1. Encrypt: Client generates a random encryption key locally. Your secret is encrypted with this key.
2. Link Generation: A URL is created containing the encrypted data (in the query/path) and the decryption key (in the #hash).
3. Server Blindness: When you send the link, the server receives the request but URL fragments (everything after #) are NEVER sent to the server by browsers. The key stays on the client side.
4. Decrypt: The recipient opens the link. Their browser extracts the key from the #hash and decrypts the content locally.

Modern browsers support the Web Crypto API for secure, native cryptographic operations. Here is how to implement AES-GCM encryption in vanilla JavaScript.

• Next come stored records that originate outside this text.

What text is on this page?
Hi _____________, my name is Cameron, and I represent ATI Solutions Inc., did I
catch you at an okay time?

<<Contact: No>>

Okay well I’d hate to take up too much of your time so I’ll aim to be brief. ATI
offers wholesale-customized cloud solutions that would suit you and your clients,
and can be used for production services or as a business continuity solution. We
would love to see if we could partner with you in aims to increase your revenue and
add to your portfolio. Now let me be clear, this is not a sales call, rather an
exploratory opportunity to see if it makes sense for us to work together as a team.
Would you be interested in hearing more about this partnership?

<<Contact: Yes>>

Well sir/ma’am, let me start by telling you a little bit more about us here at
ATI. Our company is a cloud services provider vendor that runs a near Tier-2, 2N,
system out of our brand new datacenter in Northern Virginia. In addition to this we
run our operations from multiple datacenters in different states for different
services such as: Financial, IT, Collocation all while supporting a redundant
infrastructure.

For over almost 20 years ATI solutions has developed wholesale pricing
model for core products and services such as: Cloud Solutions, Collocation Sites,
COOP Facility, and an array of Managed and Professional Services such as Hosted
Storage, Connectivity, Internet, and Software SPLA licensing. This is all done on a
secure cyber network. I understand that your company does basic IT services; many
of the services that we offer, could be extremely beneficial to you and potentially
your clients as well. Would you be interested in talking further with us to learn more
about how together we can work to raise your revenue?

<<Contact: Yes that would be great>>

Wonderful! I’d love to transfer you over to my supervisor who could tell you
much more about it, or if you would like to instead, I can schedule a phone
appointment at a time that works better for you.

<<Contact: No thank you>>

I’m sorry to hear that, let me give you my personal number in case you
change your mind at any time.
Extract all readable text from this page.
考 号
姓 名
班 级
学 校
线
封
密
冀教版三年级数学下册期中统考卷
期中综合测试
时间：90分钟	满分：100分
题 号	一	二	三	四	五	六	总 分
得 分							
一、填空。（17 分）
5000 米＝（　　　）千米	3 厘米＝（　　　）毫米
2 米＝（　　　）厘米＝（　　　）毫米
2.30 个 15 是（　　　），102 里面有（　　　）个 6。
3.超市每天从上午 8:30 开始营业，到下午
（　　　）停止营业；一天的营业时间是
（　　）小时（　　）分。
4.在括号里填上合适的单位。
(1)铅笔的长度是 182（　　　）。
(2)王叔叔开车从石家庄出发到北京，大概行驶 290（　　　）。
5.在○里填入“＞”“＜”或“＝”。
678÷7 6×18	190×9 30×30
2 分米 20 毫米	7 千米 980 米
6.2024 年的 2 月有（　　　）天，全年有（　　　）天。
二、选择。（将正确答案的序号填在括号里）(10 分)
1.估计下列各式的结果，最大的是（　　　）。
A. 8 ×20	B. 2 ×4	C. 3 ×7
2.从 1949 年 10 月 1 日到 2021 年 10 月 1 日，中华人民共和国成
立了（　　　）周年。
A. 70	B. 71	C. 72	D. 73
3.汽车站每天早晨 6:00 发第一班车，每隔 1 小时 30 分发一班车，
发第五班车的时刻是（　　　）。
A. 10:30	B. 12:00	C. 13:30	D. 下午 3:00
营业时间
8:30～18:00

AES-GCM Encryption Example

async function encryptMessage(message) {
    // 1. Generate a Key
    const key = await window.crypto.subtle.generateKey(
        { name: "AES-GCM", length: 256 },
        true,
        ["encrypt", "decrypt"]
    );

    // 2. Encode message
    const encoded = new TextEncoder().encode(message);

    // 3. Generate IV (Initialization Vector)
    const iv = window.crypto.getRandomValues(new Uint8Array(12));

    // 4. Encrypt
    const ciphertext = await window.crypto.subtle.encrypt(
        { name: "AES-GCM", iv: iv },
        key,
        encoded
    );

    return { ciphertext, iv, key };
}

Security Note

AES-GCM is an authenticated encryption mode, meaning it ensures both confidentiality and integrity. Always use a unique IV for every encryption operation.